Under the photograph was a printed box, intricate lines of text in it: ‘Name: Pauline Weir. DOB: 4.5.81. Op date: 15.7.08. Op: Breast reduction.’ Below the text was a diagram of a female – a little like the one on the wall. Two semicircles in red pen were sketched on the undersides of the breasts.

Caffery carried the container to the table and opened it carefully. Seven or eight slivers of skin in the clear brown fluid floated. Like an exhibit in a medical museum.

He clicked the lid shut, went back to the fridge, pulled out another. Another photograph of a woman on a bed, naked except for the gown that had been pulled down to her knees, and a bandage across her stomach. No anaesthetist would leave a patient’s side while they were unconscious, but they wouldn’t supervise the recovery period past a certain point: that would be left to trained recovery nurses who might be persuaded to leave the room. If they were instructed to by the surgeon. Was that what Susan Hopkins had meant by They’re all a bit thick, the recovery nurses, not to see what’s going on under their noses?

He opened the container. In it he found a single elliptical piece of skin, bleached and puckered by the formalin. He returned it, ran his fingers down the list of containers until he came to the M section. Mahoney, Lucy. He carried it to the table, opened it, and there he saw the last piece of the puzzle.

A piece of Lucy that hadn’t made it to the autopsy table. A piece of her pubis. The hairs were still attached.

For years and years and years this had been Gerber’s secret.

For years, by a series of crafty moves, in ways that would never be detected, he had been stealing the skin of the women he operated on.

60

Caffery heard the car coming from a distance. He shut the vacuutainers away and left the room silently, clicking the door closed behind him. He kicked aside the metal swarf and was stepping out of the front door as an immaculate blue Mercedes swept up the drive. A 500 AMG with all the bells and whistles.

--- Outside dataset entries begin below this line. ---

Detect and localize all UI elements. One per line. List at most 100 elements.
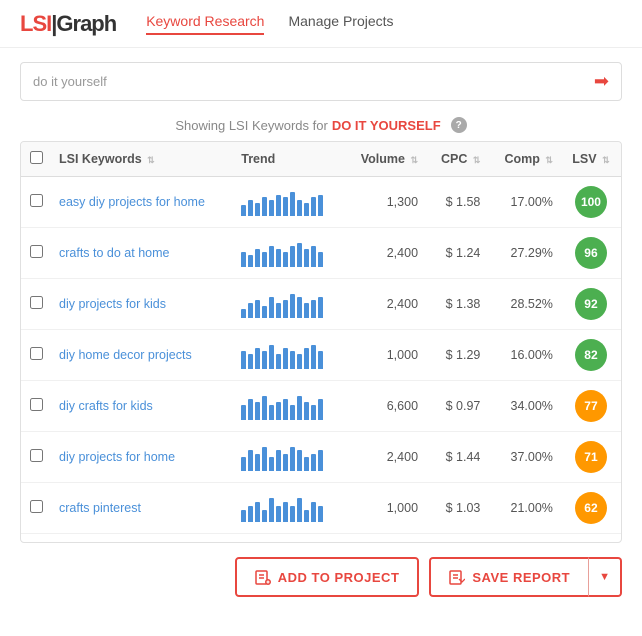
- trend-bar: [318, 297, 323, 318]
- cpc-cell: $ 1.03: [426, 483, 488, 534]
- trend-bar: [318, 351, 323, 369]
- keyword-link[interactable]: crafts to do at home: [59, 246, 169, 260]
- lsv-cell: 82: [561, 330, 621, 381]
- trend-bar: [241, 205, 246, 216]
- lsv-cell: 100: [561, 177, 621, 228]
- lsv-cell: 62: [561, 483, 621, 534]
- table-scroll[interactable]: LSI Keywords ⇅ Trend Volume ⇅ CPC ⇅ Comp…: [21, 142, 621, 542]
- trend-bar: [248, 399, 253, 420]
- header-lsi-keywords[interactable]: LSI Keywords ⇅: [51, 142, 233, 177]
- logo-graph: Graph: [56, 11, 116, 36]
- comp-cell: 37.00%: [488, 432, 561, 483]
- trend-bar: [297, 200, 302, 216]
- trend-bar: [283, 197, 288, 216]
- trend-bar: [290, 405, 295, 420]
- comp-cell: 21.00%: [488, 483, 561, 534]
- header-cpc[interactable]: CPC ⇅: [426, 142, 488, 177]
- keyword-table: LSI Keywords ⇅ Trend Volume ⇅ CPC ⇅ Comp…: [21, 142, 621, 542]
- trend-bar: [311, 197, 316, 216]
- add-project-icon: [255, 569, 271, 585]
- trend-bar: [241, 510, 246, 522]
- trend-bar: [276, 402, 281, 420]
- row-checkbox[interactable]: [30, 500, 43, 513]
- row-checkbox[interactable]: [30, 194, 43, 207]
- trend-bar: [311, 405, 316, 420]
- trend-bar: [248, 450, 253, 471]
- trend-chart: [241, 341, 335, 369]
- footer: ADD TO PROJECT SAVE REPORT ▼: [0, 543, 642, 611]
- save-report-button[interactable]: SAVE REPORT: [429, 557, 588, 597]
- search-submit-button[interactable]: ➡: [594, 71, 609, 92]
- keyword-link[interactable]: crafts pinterest: [59, 501, 141, 515]
- volume-cell: 6,600: [344, 381, 426, 432]
- save-report-dropdown-button[interactable]: ▼: [588, 557, 622, 597]
- row-checkbox[interactable]: [30, 398, 43, 411]
- lsv-badge: 96: [575, 237, 607, 269]
- trend-bar: [241, 405, 246, 420]
- keyword-link[interactable]: diy crafts for kids: [59, 399, 153, 413]
- trend-bar: [241, 252, 246, 267]
- add-to-project-button[interactable]: ADD TO PROJECT: [235, 557, 420, 597]
- trend-bar: [290, 192, 295, 216]
- trend-bar: [276, 450, 281, 471]
- cpc-cell: $ 1.38: [426, 279, 488, 330]
- cpc-cell: $ 1.58: [426, 177, 488, 228]
- comp-cell: 27.29%: [488, 228, 561, 279]
- trend-bar: [262, 306, 267, 318]
- status-keyword: DO IT YOURSELF: [332, 118, 441, 133]
- trend-bar: [262, 510, 267, 522]
- trend-bar: [241, 309, 246, 318]
- volume-cell: 1,300: [344, 177, 426, 228]
- add-to-project-label: ADD TO PROJECT: [278, 570, 400, 585]
- nav-keyword-research[interactable]: Keyword Research: [146, 13, 264, 35]
- row-checkbox[interactable]: [30, 245, 43, 258]
- table-row: diy craft projects1,900$ 0.9243.71%57: [21, 534, 621, 543]
- save-report-label: SAVE REPORT: [472, 570, 570, 585]
- trend-bar: [276, 354, 281, 369]
- keyword-link[interactable]: diy home decor projects: [59, 348, 192, 362]
- nav-manage-projects[interactable]: Manage Projects: [288, 13, 393, 35]
- row-checkbox[interactable]: [30, 449, 43, 462]
- logo: LSI|Graph: [20, 11, 116, 37]
- trend-bar: [283, 454, 288, 471]
- trend-bar: [318, 399, 323, 420]
- header-volume[interactable]: Volume ⇅: [344, 142, 426, 177]
- trend-chart: [241, 443, 335, 471]
- trend-bar: [297, 498, 302, 522]
- keyword-link[interactable]: diy projects for home: [59, 450, 175, 464]
- table-row: crafts pinterest1,000$ 1.0321.00%62: [21, 483, 621, 534]
- lsv-badge: 62: [575, 492, 607, 524]
- help-icon[interactable]: ?: [451, 117, 467, 133]
- header-comp[interactable]: Comp ⇅: [488, 142, 561, 177]
- lsv-cell: 96: [561, 228, 621, 279]
- trend-bar: [304, 249, 309, 267]
- keyword-table-wrapper: LSI Keywords ⇅ Trend Volume ⇅ CPC ⇅ Comp…: [20, 141, 622, 543]
- search-input[interactable]: [33, 74, 594, 89]
- table-header-row: LSI Keywords ⇅ Trend Volume ⇅ CPC ⇅ Comp…: [21, 142, 621, 177]
- volume-cell: 2,400: [344, 432, 426, 483]
- trend-bar: [283, 399, 288, 420]
- trend-bar: [241, 457, 246, 471]
- keyword-link[interactable]: diy projects for kids: [59, 297, 166, 311]
- trend-bar: [297, 297, 302, 318]
- cpc-cell: $ 1.29: [426, 330, 488, 381]
- save-report-icon: [449, 569, 465, 585]
- row-checkbox[interactable]: [30, 347, 43, 360]
- header-checkbox-col: [21, 142, 51, 177]
- lsv-cell: 77: [561, 381, 621, 432]
- trend-bar: [304, 203, 309, 216]
- lsv-badge: 100: [575, 186, 607, 218]
- trend-bar: [283, 252, 288, 267]
- trend-bar: [255, 454, 260, 471]
- trend-bar: [269, 246, 274, 267]
- keyword-link[interactable]: easy diy projects for home: [59, 195, 205, 209]
- row-checkbox[interactable]: [30, 296, 43, 309]
- cpc-cell: $ 0.97: [426, 381, 488, 432]
- header-lsv[interactable]: LSV ⇅: [561, 142, 621, 177]
- lsv-badge: 92: [575, 288, 607, 320]
- comp-cell: 17.00%: [488, 177, 561, 228]
- trend-bar: [297, 450, 302, 471]
- select-all-checkbox[interactable]: [30, 151, 43, 164]
- trend-chart: [241, 188, 335, 216]
- cpc-cell: $ 0.92: [426, 534, 488, 543]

He didn’t know if he’d been seen coming out so he stepped away from the building into the sunlight. The Mercedes came to a halt. There were a few moments’ pause, then the door opened and a small man with greying hair got out. He was about fifty, unremarkable, except for the odd tunic he wore. Yoked and made of brushed denim, it was the sort of thing an artist might have worn in the 1970s. There were damp spots on the front.

‘Georges Gerber?’

He glanced towards the road, then back at Caffery. ‘Who wants to know?’

He held up his card. ‘Inspector Jack Caffery.’

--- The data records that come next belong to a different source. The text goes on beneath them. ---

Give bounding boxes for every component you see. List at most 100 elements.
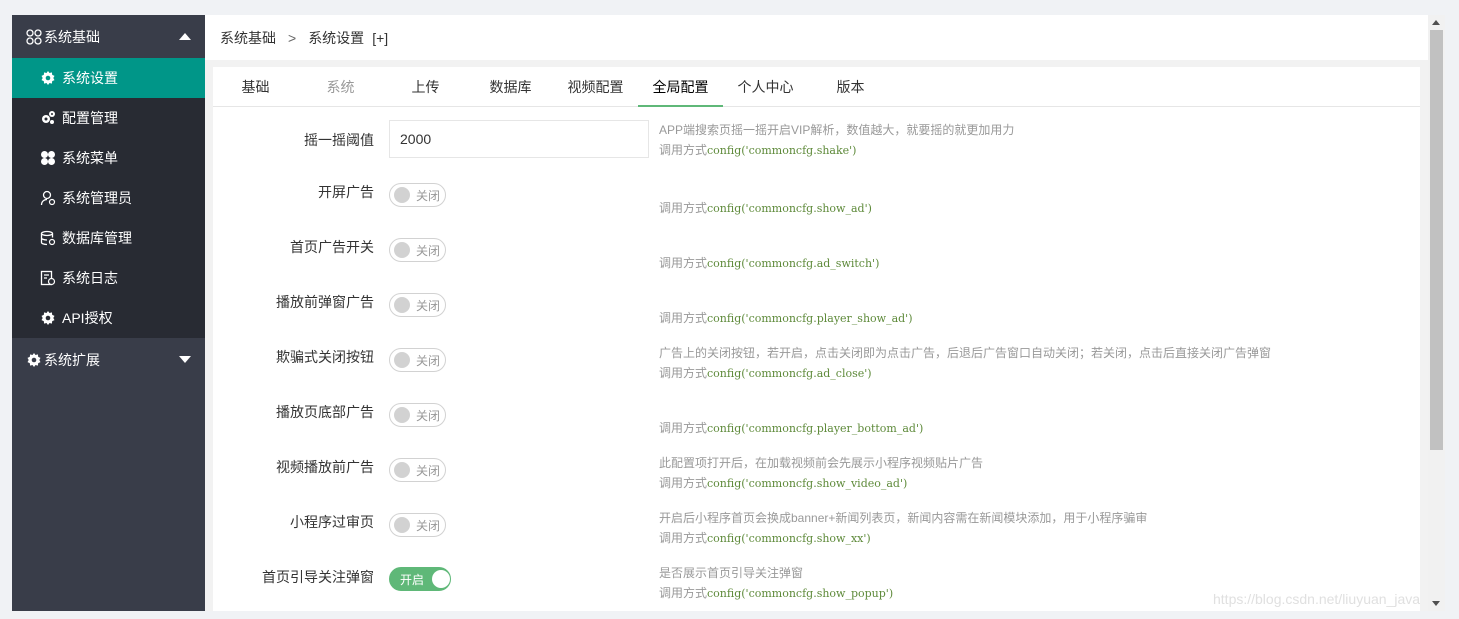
- tab-system[interactable]: 系统: [298, 67, 383, 106]
- field-help-text: 此配置项打开后，在加载视频前会先展示小程序视频贴片广告: [659, 456, 984, 470]
- sidebar-item-label: 系统日志: [62, 270, 118, 286]
- sidebar-item-system-admin[interactable]: 系统管理员: [12, 178, 205, 218]
- field-call-method: 调用方式config('commoncfg.player_show_ad'): [659, 308, 912, 328]
- breadcrumb-item-system-basic[interactable]: 系统基础: [220, 28, 276, 48]
- content-area: 基础 系统 上传 数据库 视频配置 全局配置 个人中心 版本 摇一摇阈值 APP…: [205, 60, 1428, 611]
- field-call-method: 调用方式config('commoncfg.player_bottom_ad'): [659, 418, 923, 438]
- sidebar-item-label: 数据库管理: [62, 230, 132, 246]
- call-prefix: 调用方式: [659, 201, 708, 215]
- switch-state: 关闭: [416, 188, 441, 203]
- field-description: 此配置项打开后，在加载视频前会先展示小程序视频贴片广告 调用方式config('…: [659, 453, 983, 493]
- field-label: 首页广告开关: [290, 239, 374, 255]
- field-label: 欺骗式关闭按钮: [276, 349, 374, 365]
- switch-state: 关闭: [416, 298, 441, 313]
- vertical-scrollbar[interactable]: [1428, 15, 1445, 611]
- database-icon: [40, 230, 56, 246]
- watermark: https://blog.csdn.net/liuyuan_java: [1213, 591, 1421, 607]
- menu-icon: [40, 150, 56, 166]
- tab-basic[interactable]: 基础: [213, 67, 298, 106]
- chevron-down-icon: [179, 356, 191, 363]
- splash-ad-switch[interactable]: 关闭: [389, 183, 446, 207]
- main-panel: 系统基础 > 系统设置 [+] 基础 系统 上传 数据库 视频配置 全局配置 个…: [205, 15, 1428, 611]
- field-help-text: 广告上的关闭按钮，若开启，点击关闭即为点击广告，后退后广告窗口自动关闭；若关闭，…: [659, 346, 1272, 360]
- tab-upload[interactable]: 上传: [383, 67, 468, 106]
- form-row-switch: 小程序过审页 关闭 开启后小程序首页会换成banner+新闻列表页，新闻内容需在…: [213, 510, 1420, 565]
- breadcrumb: 系统基础 > 系统设置 [+]: [205, 15, 1428, 60]
- field-help-text: 是否展示首页引导关注弹窗: [659, 566, 804, 580]
- mini-program-review-switch[interactable]: 关闭: [389, 513, 446, 537]
- form-row-switch: 播放页底部广告 关闭 调用方式config('commoncfg.player_…: [213, 400, 1420, 455]
- field-call-method: 调用方式config('commoncfg.shake'): [659, 140, 1014, 160]
- settings-card: 基础 系统 上传 数据库 视频配置 全局配置 个人中心 版本 摇一摇阈值 APP…: [213, 67, 1420, 611]
- sidebar-item-system-menu[interactable]: 系统菜单: [12, 138, 205, 178]
- breadcrumb-expand-button[interactable]: [+]: [372, 30, 388, 46]
- log-icon: [40, 270, 56, 286]
- field-description: 开启后小程序首页会换成banner+新闻列表页，新闻内容需在新闻模块添加，用于小…: [659, 508, 1147, 548]
- sidebar-group-system-basic[interactable]: 系统基础: [12, 15, 205, 58]
- field-call-method: 调用方式config('commoncfg.show_popup'): [659, 583, 893, 603]
- config-code: config('commoncfg.show_video_ad'): [707, 477, 908, 490]
- field-help-text: [659, 288, 912, 308]
- sidebar-item-label: 系统设置: [62, 70, 118, 86]
- field-description: 调用方式config('commoncfg.player_bottom_ad'): [659, 398, 923, 438]
- shake-threshold-input[interactable]: [389, 120, 649, 158]
- tab-video-config[interactable]: 视频配置: [553, 67, 638, 106]
- sidebar-item-system-settings[interactable]: 系统设置: [12, 58, 205, 98]
- apps-icon: [26, 28, 42, 45]
- pre-video-ad-switch[interactable]: 关闭: [389, 458, 446, 482]
- sidebar-group-system-extension[interactable]: 系统扩展: [12, 338, 205, 381]
- breadcrumb-item-system-settings[interactable]: 系统设置: [308, 28, 364, 48]
- field-help-text: APP端搜索页摇一摇开启VIP解析，数值越大，就要摇的就更加用力: [659, 123, 1015, 137]
- form-row-switch: 播放前弹窗广告 关闭 调用方式config('commoncfg.player_…: [213, 290, 1420, 345]
- call-prefix: 调用方式: [659, 143, 708, 157]
- home-ad-switch[interactable]: 关闭: [389, 238, 446, 262]
- field-label: 开屏广告: [318, 184, 374, 200]
- scroll-down-arrow-icon[interactable]: [1432, 601, 1440, 606]
- field-description: 广告上的关闭按钮，若开启，点击关闭即为点击广告，后退后广告窗口自动关闭；若关闭，…: [659, 343, 1271, 383]
- switch-knob: [394, 187, 410, 203]
- switch-knob: [394, 242, 410, 258]
- switch-knob: [394, 407, 410, 423]
- sidebar-item-label: API授权: [62, 310, 113, 326]
- scrollbar-thumb[interactable]: [1430, 30, 1443, 450]
- sidebar-group-label: 系统基础: [44, 28, 100, 45]
- sidebar-item-database[interactable]: 数据库管理: [12, 218, 205, 258]
- field-help-text: [659, 178, 872, 198]
- call-prefix: 调用方式: [659, 531, 708, 545]
- form-row-shake: 摇一摇阈值 APP端搜索页摇一摇开启VIP解析，数值越大，就要摇的就更加用力 调…: [213, 120, 1420, 175]
- scroll-up-arrow-icon[interactable]: [1432, 20, 1440, 25]
- field-call-method: 调用方式config('commoncfg.show_video_ad'): [659, 473, 983, 493]
- deceptive-close-switch[interactable]: 关闭: [389, 348, 446, 372]
- config-code: config('commoncfg.show_popup'): [707, 587, 894, 600]
- tab-version[interactable]: 版本: [808, 67, 893, 106]
- switch-state: 关闭: [416, 518, 441, 533]
- gear-icon: [40, 70, 56, 86]
- field-label: 视频播放前广告: [276, 459, 374, 475]
- field-call-method: 调用方式config('commoncfg.show_ad'): [659, 198, 872, 218]
- gear-icon: [40, 310, 56, 326]
- switch-state: 关闭: [416, 408, 441, 423]
- sidebar-item-api-auth[interactable]: API授权: [12, 298, 205, 338]
- chevron-up-icon: [179, 33, 191, 40]
- tab-personal-center[interactable]: 个人中心: [723, 67, 808, 106]
- sidebar-item-label: 系统管理员: [62, 190, 132, 206]
- sidebar-menu: 系统设置 配置管理 系统菜单 系统管理员 数据库管理 系统日志 API授权: [12, 58, 205, 338]
- home-follow-popup-switch[interactable]: 开启: [389, 567, 451, 591]
- config-code: config('commoncfg.show_xx'): [707, 532, 871, 545]
- field-help-text: [659, 398, 923, 418]
- field-help-text: 开启后小程序首页会换成banner+新闻列表页，新闻内容需在新闻模块添加，用于小…: [659, 511, 1148, 525]
- switch-knob: [394, 297, 410, 313]
- sidebar: 系统基础 系统设置 配置管理 系统菜单 系统管理员 数据库管理 系统日志 API…: [12, 15, 205, 611]
- pre-play-popup-ad-switch[interactable]: 关闭: [389, 293, 446, 317]
- tab-database[interactable]: 数据库: [468, 67, 553, 106]
- gears-icon: [40, 110, 56, 126]
- tab-global-config[interactable]: 全局配置: [638, 67, 723, 107]
- player-bottom-ad-switch[interactable]: 关闭: [389, 403, 446, 427]
- config-code: config('commoncfg.shake'): [707, 144, 857, 157]
- sidebar-item-system-log[interactable]: 系统日志: [12, 258, 205, 298]
- sidebar-item-config-management[interactable]: 配置管理: [12, 98, 205, 138]
- field-call-method: 调用方式config('commoncfg.ad_close'): [659, 363, 1271, 383]
- switch-knob: [394, 352, 410, 368]
- gear-icon: [26, 352, 42, 368]
- field-call-method: 调用方式config('commoncfg.show_xx'): [659, 528, 1147, 548]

There was a slight pause. Gerber closed his eyes. And opened them. As if he was taking a picture of Jack. Then his face cleared abruptly. ‘Where are my manners?’ He pushed his hair back from his face with a chalk-white hand. ‘Do come in.’ He slammed the car door and took out a key, came forward and opened the front door wide. Smiled. ‘I’ll make you some coffee.’

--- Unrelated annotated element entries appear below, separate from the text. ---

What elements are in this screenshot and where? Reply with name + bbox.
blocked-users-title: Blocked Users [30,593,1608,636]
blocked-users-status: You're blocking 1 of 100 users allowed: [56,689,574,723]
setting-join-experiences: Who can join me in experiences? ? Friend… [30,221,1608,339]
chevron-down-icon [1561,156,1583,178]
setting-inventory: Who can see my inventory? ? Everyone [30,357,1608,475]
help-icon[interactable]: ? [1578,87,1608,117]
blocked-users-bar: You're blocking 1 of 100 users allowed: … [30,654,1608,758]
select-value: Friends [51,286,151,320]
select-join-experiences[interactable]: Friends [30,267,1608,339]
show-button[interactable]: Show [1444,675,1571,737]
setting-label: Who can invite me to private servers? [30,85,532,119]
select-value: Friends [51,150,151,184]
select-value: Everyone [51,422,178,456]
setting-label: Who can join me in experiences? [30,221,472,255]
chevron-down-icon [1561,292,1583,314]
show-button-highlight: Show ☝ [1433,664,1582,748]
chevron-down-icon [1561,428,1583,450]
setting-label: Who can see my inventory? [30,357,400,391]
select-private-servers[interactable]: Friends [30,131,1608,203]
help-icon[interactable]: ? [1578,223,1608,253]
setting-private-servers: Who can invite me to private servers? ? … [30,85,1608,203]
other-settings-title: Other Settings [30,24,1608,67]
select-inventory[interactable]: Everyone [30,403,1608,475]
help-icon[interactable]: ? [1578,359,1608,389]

Caffery pocketed his card and followed. While Gerber went to the corner of his office and busied himself with a coffee-maker Caffery stood next to a winged armchair, shifting it slightly so he could keep three things in plain view: Gerber, who had pressed two sachets into the machine and was now filling the cups, and the two doors – the one he’d come through and the other, which led to the refrigerator room where the padlock lay snapped on the floor.

‘So,’ Gerber said pleasantly, as he turned with the coffee, ‘you found me easily enough. How long have you been here?’

‘I just arrived.’ Caffery gave him a cool smile. ‘Why?’

‘A polite enquiry,’ he said lightly. ‘Simply making conversation.’

He put a coaster on to a little occasional table next to the chair and set the coffee on it. When he straightened Caffery noticed he was sweating. Nothing too obvious, just a faint sheen across his forehead. ‘My father was in the force. A chief inspector – Hampshire.’

‘Really?’

Why haven’t you asked me why I’m here yet? When are you going to ask?

‘I feel I’ve got an affinity with the police.’ Gerber pulled up a small table next to the sofa and put down his own cup. He went back to the coffee-maker and stood for a moment with his back to Caffery, opening a packet of biscuits. Something with a royal crest on the box. He shook them out on to a plate. ‘Fixing things. You know. Making the world a better place. Biscuit?’